# How to do you straighten AR400 steel?



## icudoucme (Dec 3, 2008)

I have a HLA/Hurst root grapple. it's made from AR400 steel about 1/2" thick tines. here is a link to there site. http://www.horstwelding.com/hla_items.php?id=112 . I've bent the tines pretty bad. The picture was taken after I straightened the tines as close as i could to straight. I then dropped them in the dirt and drove 10 feet pulled them up and had twisted metal again. I tried using a come-a-long and chains to straighten them that worked okay. I called HLA and asked if they had any tips they said "Call a local guy" I called a couple metal working shops and they all said the same thing. They can't weld ar400 and they don't want to try to work with it.

I'm using the root rake as a root rake and to grab brush. Right now most of the brush and trees get stuck in the tines and I have to cut them out with a saw. (the tines have bent worse since the picture was taken I'll try to get an updated one)

Here is what i have tried so far: Hydraulic spreaders, come-a-long and chains, and metal wedges bolted to a concrete slab (tried to "comb" them straight). I don't know if heating them up would be a good idea or not. Most metal workers I talked to said they wouldn't recommend it. My last option is to cut the ones that are bent like a pubes (curled back and twisted beyond hope) completely off. do you guys have any tips or helpful advice, besides buying a new one?


----------



## JD Dave (Mar 20, 2007)

Our stone fork is 400 steel also and we use heat to straighten, it may weaken it but not sure there is another choice.


----------



## icudoucme (Dec 3, 2008)

Thanks for the quick reply JD Dave! Do you(or anyone else) use oxy/acetylene mix or straight acetylene. Do you cool it quickly with water or let it air cool?


----------



## buckwheat_la (Oct 11, 2009)

first off, if the welding shops in your town are wary of welding ar400, you need some better welders in town, lol. Not trying to be insulting it just that how do they figure that gets welded onto the frame work to begin with? So if this was in my shop and i we were doing the repair, we would be torching off those tines, using the 30ton press to straighten, and then re welding them on. to me that would be the best way to fix that. Heating those and trying to re straighten them is going to make it the weakest at the point where it gets the most abuse. Also if it were me, i would look at re designing those so they bolt on, that way in the future, when you have them bend as bad as some of those are bent, you can go to the local metal fab shop, and have them custom cut (preferably on a plasma table, or water jet) new tines for you that you can just bolt on with a high grade bolt. just my $0.02


----------



## icudoucme (Dec 3, 2008)

buckwheat_la;1041096 said:


> first off, if the welding shops in your town are wary of welding ar400, you need some better welders in town, lol.
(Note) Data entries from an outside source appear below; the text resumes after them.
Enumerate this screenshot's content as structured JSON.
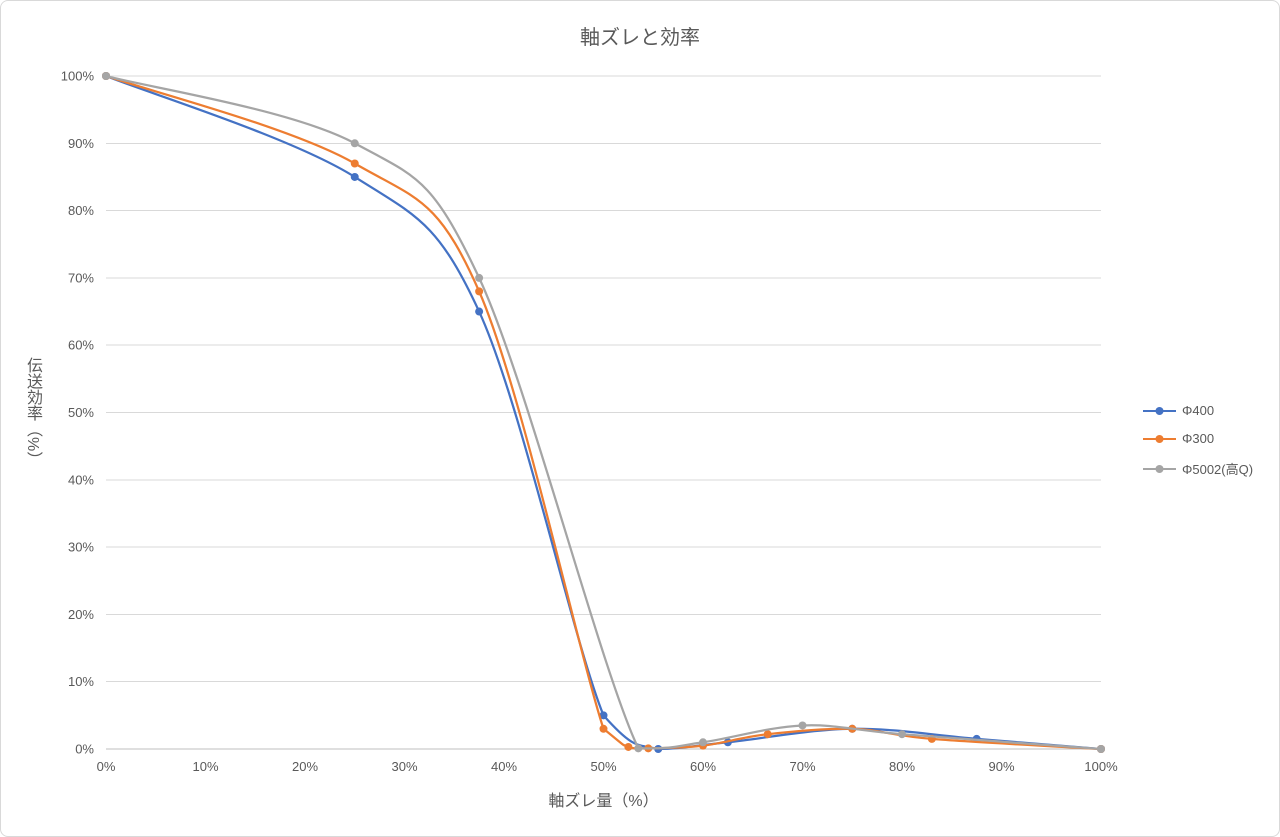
{
  "chart_data": {
    "type": "line",
    "title": "軸ズレと効率",
    "xlabel": "軸ズレ量（%）",
    "ylabel": "伝送効率（%）",
    "xlim": [
      0,
      100
    ],
    "ylim": [
      0,
      100
    ],
    "grid": true,
    "legend_position": "right",
    "x_tick_labels": [
      "0%",
      "10%",
      "20%",
      "30%",
      "40%",
      "50%",
      "60%",
      "70%",
      "80%",
      "90%",
      "100%"
    ],
    "y_tick_labels": [
      "0%",
      "10%",
      "20%",
      "30%",
      "40%",
      "50%",
      "60%",
      "70%",
      "80%",
      "90%",
      "100%"
    ],
    "series": [
      {
        "name": "Φ400",
        "color": "#4472C4",
        "points": [
          [
            0,
            100
          ],
          [
            25,
            85
          ],
          [
            37.5,
            65
          ],
          [
            50,
            5
          ],
          [
            55.5,
            0
          ],
          [
            62.5,
            1
          ],
          [
            75,
            3
          ],
          [
            87.5,
            1.5
          ],
          [
            100,
            0
          ]
        ]
      },
      {
        "name": "Φ300",
        "color": "#ED7D31",
        "points": [
          [
            0,
            100
          ],
          [
            25,
            87
          ],
          [
            37.5,
            68
          ],
          [
            50,
            3
          ],
          [
            52.5,
            0.3
          ],
          [
            54.5,
            0.1
          ],
          [
            60,
            0.5
          ],
          [
            66.5,
            2.2
          ],
          [
            75,
            3
          ],
          [
            83,
            1.5
          ],
          [
            100,
            0
          ]
        ]
      },
      {
        "name": "Φ5002(高Q)",
        "color": "#A5A5A5",
        "points": [
          [
            0,
            100
          ],
          [
            25,
            90
          ],
          [
            37.5,
            70
          ],
          [
            53.5,
            0.1
          ],
          [
            60,
            1
          ],
          [
            70,
            3.5
          ],
          [
            80,
            2.2
          ],
          [
            100,
            0
          ]
        ]
      }
    ]
  },
  "style": {
    "grid_color": "#D9D9D9",
    "axis_color": "#BFBFBF",
    "text_color": "#595959",
    "background": "#FFFFFF",
    "border_color": "#D9D9D9"
  }
}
Not trying to be insulting it just that how do they figure that gets welded onto the frame work to begin with? So if this was in my shop and i we were doing the repair, we would be torching off those tines, using the 30ton press to straighten, and then re welding them on. to me that would be the best way to fix that. Heating those and trying to re straighten them is going to make it the weakest at the point where it gets the most abuse. Also if it were me, i would look at re designing those so they bolt on, that way in the future, when you have them bend as bad as some of those are bent, you can go to the local metal fab shop, and have them custom cut (preferably on a plasma table, or water jet) new tines for you that you can just bolt on with a high grade bolt. just my $0.02


That makes sense on cutting them off, straightening the tines, then welding them back on. I've never thought of re-designing it with bolt on tines. If it's cost productive I'll give it a shot on a couple of them.


----------



## TonyG (Aug 7, 2007)

*I would cut them off,*

then replace. Heating will remove the temper, we heat AR to soften it for drilling holes into it. It drills like mild steel afterwords. We have used 7018 in different applications, however this is a very aggressive implement. Find a knowledgeable welder to reattach the new tines.


----------



## JD Dave (Mar 20, 2007)

I like the idea of making them bolt on but the plain fact is they aren't built heavy enough to begin with. You don't see rakes around here with bolt on teeth. The root rakes I've seen are 1" plate and built like tanks. How much was the rake if you don't mind me asking.


----------



## icudoucme (Dec 3, 2008)

total price was $1289.62 it's a a small one 66" across with a single full length grapple. it's mounted on a JD 4520 utility tractor with a 400x loader.


----------



## SNOWLORD (Aug 10, 2007)

Taking them off and straightening will work but they will keep bending they need to be twice as thick as they are, try to find a dozer root rake in the area and look at it to get some ideas. If there is a salvage yard with garbage trucks any where near you go there and buy some of the arms off the large garbage trucks that lift a dumpster in the front of the truck those are very good material and thick, we use those alot on heavy stuff.


----------



## Wicked500R (Sep 6, 2007)

Without knowing the dimensions.. This is what I would do if that was my tool. I would have that whole bottom half redone but I would have done so that it has a row of bucket teeth instead of those tines on the bottom. You get the picture ? Bucket teeth are replaceable and many different styles to choose from


----------